No topo das licenciaturas e mestrados integrados com médias superiores a 17 e que registaram aumento de lugares disponíveis está o de Engenharia Informática e Computação, na Universidade do Porto, com mais 18 novas vagas, aumentando de 117 (em 2018) para as 135 em 2019. Seguido dos cursos de Gestão da Faculdade de Economia do Porto (com mais 17 vagas), Eletrotécnica e Automação, Bioengenharia e Engenharia e Gestão Industrial - as três na Faculdade de Engenharia da Universidade do Porto - com mais 18, oito e dez vagas (respetivamente).

Também a área da engenharia informática vê aumentos este ano. Embora menos significativos em algumas universidades, na Universidade de Trás-os-Montes e Alto Douro, por exemplo, o curso registou um ganho de 25 vagas.

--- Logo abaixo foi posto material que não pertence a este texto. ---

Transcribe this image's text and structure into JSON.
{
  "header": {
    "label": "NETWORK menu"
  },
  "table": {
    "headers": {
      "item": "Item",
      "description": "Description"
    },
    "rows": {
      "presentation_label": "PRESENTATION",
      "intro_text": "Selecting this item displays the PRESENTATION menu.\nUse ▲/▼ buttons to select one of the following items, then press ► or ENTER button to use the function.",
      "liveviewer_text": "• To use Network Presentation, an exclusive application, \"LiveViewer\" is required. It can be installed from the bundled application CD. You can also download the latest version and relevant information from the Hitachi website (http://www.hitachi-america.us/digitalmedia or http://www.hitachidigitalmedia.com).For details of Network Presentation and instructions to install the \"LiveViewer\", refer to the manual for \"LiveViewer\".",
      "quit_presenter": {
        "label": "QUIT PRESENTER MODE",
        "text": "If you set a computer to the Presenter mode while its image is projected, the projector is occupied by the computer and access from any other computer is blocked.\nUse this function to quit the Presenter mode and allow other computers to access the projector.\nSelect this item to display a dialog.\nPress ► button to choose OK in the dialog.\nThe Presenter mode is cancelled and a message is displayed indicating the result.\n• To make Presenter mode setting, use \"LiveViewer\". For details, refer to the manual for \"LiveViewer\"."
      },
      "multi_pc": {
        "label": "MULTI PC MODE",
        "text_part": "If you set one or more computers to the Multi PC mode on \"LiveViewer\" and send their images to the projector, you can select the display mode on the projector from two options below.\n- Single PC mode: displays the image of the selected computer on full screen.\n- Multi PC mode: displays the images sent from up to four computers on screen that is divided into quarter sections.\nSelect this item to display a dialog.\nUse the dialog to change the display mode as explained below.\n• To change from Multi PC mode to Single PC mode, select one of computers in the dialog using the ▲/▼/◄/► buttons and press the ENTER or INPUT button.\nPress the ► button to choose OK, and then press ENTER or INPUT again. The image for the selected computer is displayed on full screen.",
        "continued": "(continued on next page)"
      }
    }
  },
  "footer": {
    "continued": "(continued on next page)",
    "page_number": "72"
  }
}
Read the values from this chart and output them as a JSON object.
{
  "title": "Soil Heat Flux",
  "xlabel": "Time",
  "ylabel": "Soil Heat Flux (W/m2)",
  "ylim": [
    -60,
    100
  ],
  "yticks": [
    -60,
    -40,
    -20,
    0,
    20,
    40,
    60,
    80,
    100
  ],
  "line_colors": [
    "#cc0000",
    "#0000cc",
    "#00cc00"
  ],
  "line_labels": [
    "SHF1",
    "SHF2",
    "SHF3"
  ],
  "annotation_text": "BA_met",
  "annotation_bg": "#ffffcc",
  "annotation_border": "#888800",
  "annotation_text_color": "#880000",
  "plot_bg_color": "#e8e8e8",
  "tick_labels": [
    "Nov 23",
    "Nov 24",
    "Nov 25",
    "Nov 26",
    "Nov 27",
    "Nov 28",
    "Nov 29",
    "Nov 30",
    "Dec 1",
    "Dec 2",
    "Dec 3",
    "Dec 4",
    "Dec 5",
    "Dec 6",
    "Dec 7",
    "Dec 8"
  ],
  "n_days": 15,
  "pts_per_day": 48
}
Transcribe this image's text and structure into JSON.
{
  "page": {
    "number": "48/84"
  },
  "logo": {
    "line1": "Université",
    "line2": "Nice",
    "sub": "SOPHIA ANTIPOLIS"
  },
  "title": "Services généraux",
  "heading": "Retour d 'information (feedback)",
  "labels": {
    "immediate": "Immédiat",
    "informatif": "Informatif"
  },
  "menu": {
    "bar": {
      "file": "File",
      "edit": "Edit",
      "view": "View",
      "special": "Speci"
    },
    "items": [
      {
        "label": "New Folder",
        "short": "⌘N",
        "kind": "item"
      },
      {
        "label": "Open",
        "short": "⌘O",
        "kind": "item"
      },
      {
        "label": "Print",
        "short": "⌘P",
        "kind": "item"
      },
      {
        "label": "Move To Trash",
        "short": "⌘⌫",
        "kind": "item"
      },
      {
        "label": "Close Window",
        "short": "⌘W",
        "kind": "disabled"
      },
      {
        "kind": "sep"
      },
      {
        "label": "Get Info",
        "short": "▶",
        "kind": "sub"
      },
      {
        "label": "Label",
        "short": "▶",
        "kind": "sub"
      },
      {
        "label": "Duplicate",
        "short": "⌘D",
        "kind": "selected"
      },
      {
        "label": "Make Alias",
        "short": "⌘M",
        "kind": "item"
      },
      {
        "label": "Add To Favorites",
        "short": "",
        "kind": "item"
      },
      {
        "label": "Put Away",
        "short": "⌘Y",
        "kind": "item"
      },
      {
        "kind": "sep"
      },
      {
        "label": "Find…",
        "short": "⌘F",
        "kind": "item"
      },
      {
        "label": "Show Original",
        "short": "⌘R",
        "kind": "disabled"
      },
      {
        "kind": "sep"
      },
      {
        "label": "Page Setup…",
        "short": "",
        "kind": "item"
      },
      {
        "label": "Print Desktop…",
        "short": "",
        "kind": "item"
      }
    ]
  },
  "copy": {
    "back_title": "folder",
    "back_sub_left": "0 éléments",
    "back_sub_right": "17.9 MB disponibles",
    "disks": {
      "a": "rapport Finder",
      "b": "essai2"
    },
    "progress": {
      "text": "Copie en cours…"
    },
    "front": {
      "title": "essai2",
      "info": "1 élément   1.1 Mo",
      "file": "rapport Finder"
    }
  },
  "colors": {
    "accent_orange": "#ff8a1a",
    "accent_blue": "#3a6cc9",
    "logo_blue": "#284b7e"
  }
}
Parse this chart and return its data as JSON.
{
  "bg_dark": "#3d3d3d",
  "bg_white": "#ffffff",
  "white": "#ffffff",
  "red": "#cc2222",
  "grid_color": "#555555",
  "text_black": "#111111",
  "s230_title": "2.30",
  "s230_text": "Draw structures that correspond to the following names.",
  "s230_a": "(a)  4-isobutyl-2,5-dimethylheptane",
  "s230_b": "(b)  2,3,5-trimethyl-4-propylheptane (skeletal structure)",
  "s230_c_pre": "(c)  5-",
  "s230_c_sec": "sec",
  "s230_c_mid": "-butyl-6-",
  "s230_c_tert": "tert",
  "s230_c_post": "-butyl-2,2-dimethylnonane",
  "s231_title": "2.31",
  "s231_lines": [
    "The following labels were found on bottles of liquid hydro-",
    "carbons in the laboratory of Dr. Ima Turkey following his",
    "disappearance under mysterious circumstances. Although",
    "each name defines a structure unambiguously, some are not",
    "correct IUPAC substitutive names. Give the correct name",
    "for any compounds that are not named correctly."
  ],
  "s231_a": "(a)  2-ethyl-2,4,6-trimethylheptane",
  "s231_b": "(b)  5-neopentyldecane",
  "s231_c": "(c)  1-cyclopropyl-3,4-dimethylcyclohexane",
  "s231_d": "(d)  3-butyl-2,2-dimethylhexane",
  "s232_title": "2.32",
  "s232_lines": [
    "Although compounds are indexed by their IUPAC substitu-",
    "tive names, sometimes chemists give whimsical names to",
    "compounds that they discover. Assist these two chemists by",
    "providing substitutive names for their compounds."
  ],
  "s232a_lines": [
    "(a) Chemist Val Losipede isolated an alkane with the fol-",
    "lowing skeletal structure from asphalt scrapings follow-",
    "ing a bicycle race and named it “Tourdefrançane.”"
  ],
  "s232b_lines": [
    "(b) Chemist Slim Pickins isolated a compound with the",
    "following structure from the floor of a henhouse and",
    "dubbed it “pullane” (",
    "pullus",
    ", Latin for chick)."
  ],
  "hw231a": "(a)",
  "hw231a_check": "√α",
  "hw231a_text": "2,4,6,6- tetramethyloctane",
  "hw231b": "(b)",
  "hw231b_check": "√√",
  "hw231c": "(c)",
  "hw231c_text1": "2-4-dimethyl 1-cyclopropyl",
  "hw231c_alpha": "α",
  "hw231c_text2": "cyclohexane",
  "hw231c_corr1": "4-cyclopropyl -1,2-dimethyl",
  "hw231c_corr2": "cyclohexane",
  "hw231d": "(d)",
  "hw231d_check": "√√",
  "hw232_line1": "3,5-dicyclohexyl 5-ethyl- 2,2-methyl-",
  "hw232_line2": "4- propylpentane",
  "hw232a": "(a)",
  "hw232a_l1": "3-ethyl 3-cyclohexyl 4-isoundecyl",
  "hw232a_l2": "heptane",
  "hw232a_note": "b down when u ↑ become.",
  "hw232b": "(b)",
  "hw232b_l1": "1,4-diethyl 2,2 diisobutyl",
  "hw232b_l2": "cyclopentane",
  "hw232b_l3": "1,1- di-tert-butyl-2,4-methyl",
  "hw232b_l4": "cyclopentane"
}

Por outro lado, e como já é habitual, Medicina não perde nem ganha um único lugar nas universidades. O mesmo acontece com os cursos de direito.

Dos cursos que continuam a existir este ano, o que registou uma maior queda no número de vagas (22) foi o de Optometria e Ciências da Visão, na Universidade do Minho. Contrariamente, as licenciaturas de Engenharia Informática em Castelo Branco e de Engenharia e Gestão de Sistemas de Informação no Minho foram as que mais lugares ganharam - 30 cada.

Além dos concursos nacionais, há ainda 708 lugares para cursos para os quais a candidatura é feita através de concursos locais, organizados pelas próprias instituições.

A candidatura à 1ª fase do ensino superior inicia-se já esta quarta-feira, via online, através do site da Direção-Geral do Ensino Superior (DGES). Decorre até ao dia 6 de agosto.